To be sure, these backstories function more as colour than as essential narrative materials, but maybe Friedkin and Green just figured that knowing how people got into a mess will make the mess itself more interesting. That’s certainly the tack that Friedkin and everyone else involved in the restoration and re-release of Sorcerer are taking in trying to get audiences to engage with this cursed production. I don’t think that any amount of New Hollywood mythmaking is going to make Sorcerer into the lost masterpiece it’s being touted as, but the context is fascinating: Friedkin was coming off of the massive success of The French Connection (1971) and The Exorcist (1973), and considered Sorcerer a personal project destined to cement his status as a genuine auteur, but his misadventures in the wilds of a developing country, his running way over budget, and the film’s misfortune to open the same year as a little space opera called Star Wars doomed its prospects. Sorcerer is in a sense, Friedkin’s Apocalypse Now (1979) or Heaven’s Gate (1980), though, really, it isn’t nearly as ambitious or artistically successful as either of those legendary films made by his peers. It’s a confused movie with fumbling existential visions and half-hearted political statements.
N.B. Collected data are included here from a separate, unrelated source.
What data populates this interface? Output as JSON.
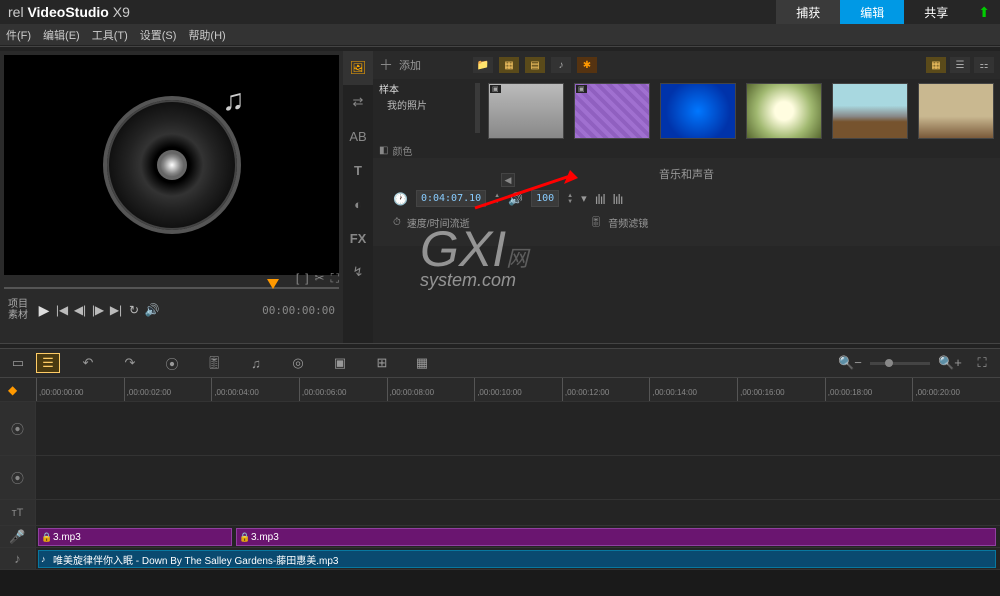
{
  "app": {
    "logo_prefix": "rel ",
    "logo_main": "VideoStudio",
    "logo_suffix": " X9"
  },
  "top_tabs": {
    "capture": "捕获",
    "edit": "编辑",
    "share": "共享"
  },
  "menu": {
    "file": "件(F)",
    "edit": "编辑(E)",
    "tools": "工具(T)",
    "settings": "设置(S)",
    "help": "帮助(H)"
  },
  "preview": {
    "mode_project": "项目",
    "mode_clip": "素材",
    "timecode": "00:00:00:00"
  },
  "library": {
    "add": "添加",
    "tree_root": "样本",
    "tree_child": "我的照片",
    "color_label": "颜色",
    "thumbs": [
      "",
      "",
      "",
      "",
      "",
      ""
    ]
  },
  "options": {
    "title": "音乐和声音",
    "duration": "0:04:07.10",
    "volume": "100",
    "speed_label": "速度/时间流逝",
    "filter_label": "音频滤镜"
  },
  "toolbar": {
    "zoom_out": "−",
    "zoom_in": "+"
  },
  "ruler": [
    ",00:00:00:00",
    ",00:00:02:00",
    ",00:00:04:00",
    ",00:00:06:00",
    ",00:00:08:00",
    ",00:00:10:00",
    ",00:00:12:00",
    ",00:00:14:00",
    ",00:00:16:00",
    ",00:00:18:00",
    ",00:00:20:00"
  ],
  "clips": {
    "audio1": "3.mp3",
    "audio2": "3.mp3",
    "music": "唯美旋律伴你入眠 - Down By The Salley Gardens-藤田惠美.mp3"
  },
  "watermark": {
    "main": "GXI",
    "sub": "网",
    "url": "system.com"
  }
}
Having said that, it’s also extremely watchable, captivatingly seedy, mesmerizing in its use of locations, and features an excellent Tangerine Dream score. It has some spectacular and expertly executed suspense set-pieces and a handful of wonderful, almost throwaway details that indeed speak to something that could be deemed almost singularly Friedkinian.
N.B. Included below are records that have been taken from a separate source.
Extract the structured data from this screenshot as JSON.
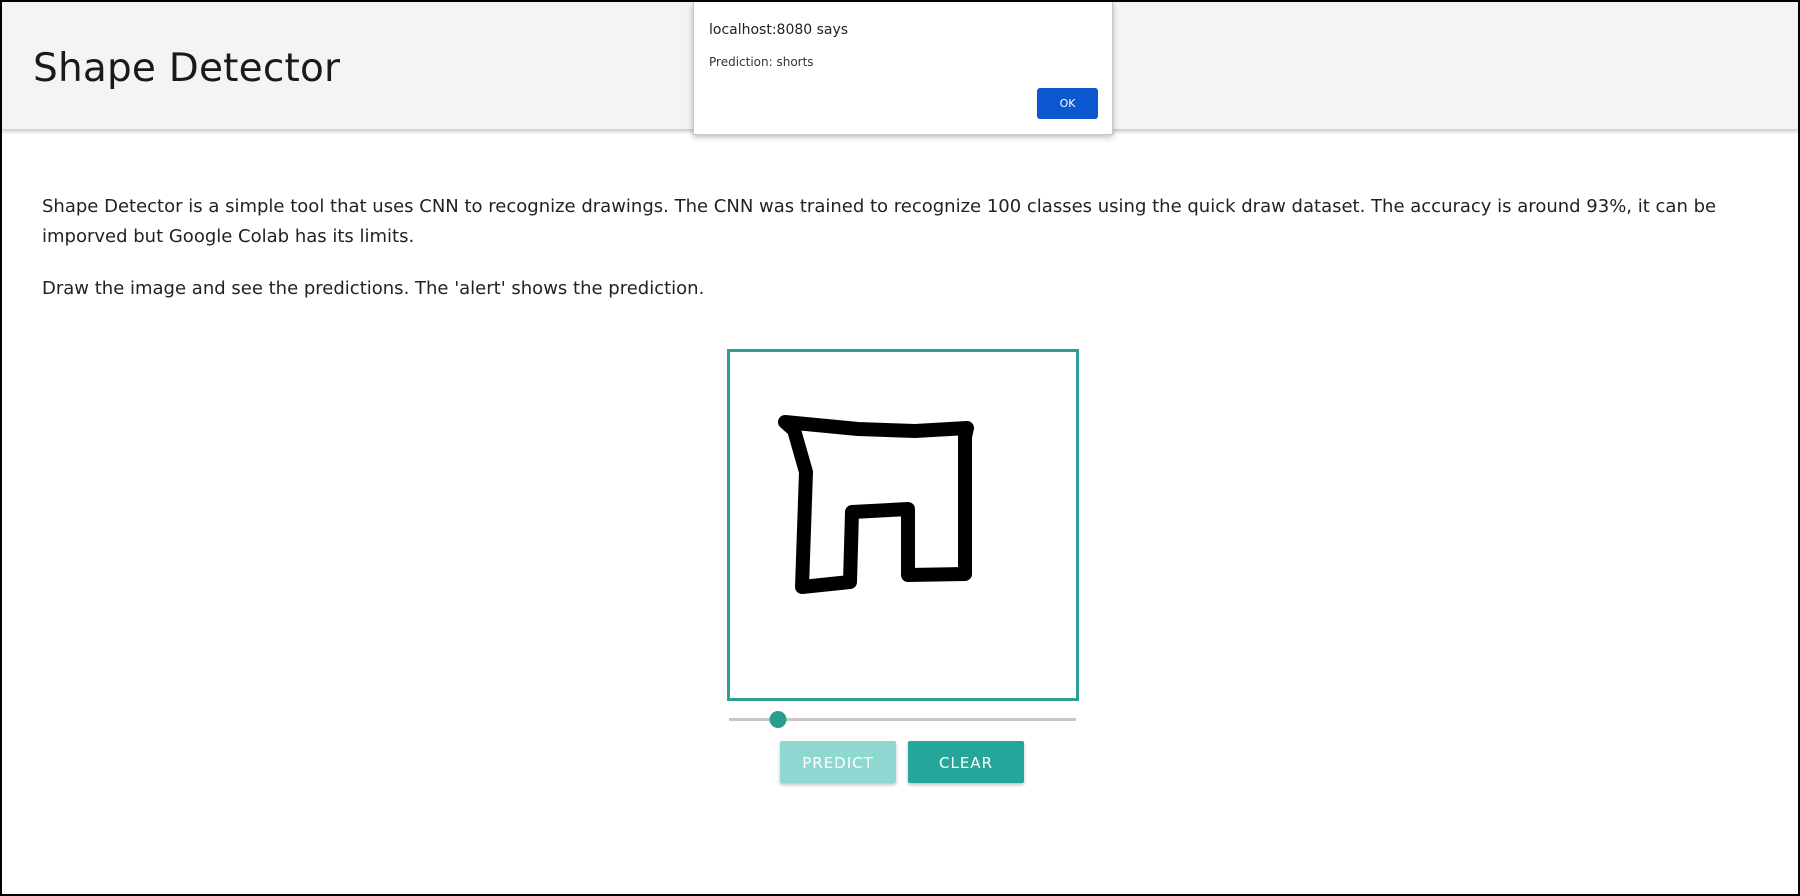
{
  "header": {
    "title": "Shape Detector"
  },
  "intro": {
    "paragraph1": "Shape Detector is a simple tool that uses CNN to recognize drawings. The CNN was trained to recognize 100 classes using the quick draw dataset. The accuracy is around 93%, it can be imporved but Google Colab has its limits.",
    "paragraph2": "Draw the image and see the predictions. The 'alert' shows the prediction."
  },
  "drawing_canvas": {
    "stroke_color": "#000000",
    "border_color": "#2f9e97"
  },
  "brush_slider": {
    "value_fraction": 0.14
  },
  "buttons": {
    "predict_label": "PREDICT",
    "clear_label": "CLEAR"
  },
  "alert_dialog": {
    "title": "localhost:8080 says",
    "message": "Prediction: shorts",
    "ok_label": "OK"
  },
  "colors": {
    "accent": "#26a69a",
    "accent_disabled": "#8fd8d2",
    "dialog_ok": "#0b57d0",
    "header_bg": "#f4f4f4"
  }
}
While Scheider’s gang is storming the backroom of the Jersey church—and senselessly killing a priest while doing so—we get cutaways to the (presumably shotgun) wedding between completely incidental characters transpiring in the chapel—and a close-up of the bride’s black eye! Later a cop will open a bottle of Coke with an automatic. Later still we watch our antiheroes trying to cross a collapsing bridge and blow-up a tree. All of this, and, of course, the pleasures of watching Scheider, make Sorcerer very much worth rescuing from obscurity. The new print premiered at the Venice Film Festival last year and has since been making the rounds in the major centres. It’s now available on DVD and Blu-ray.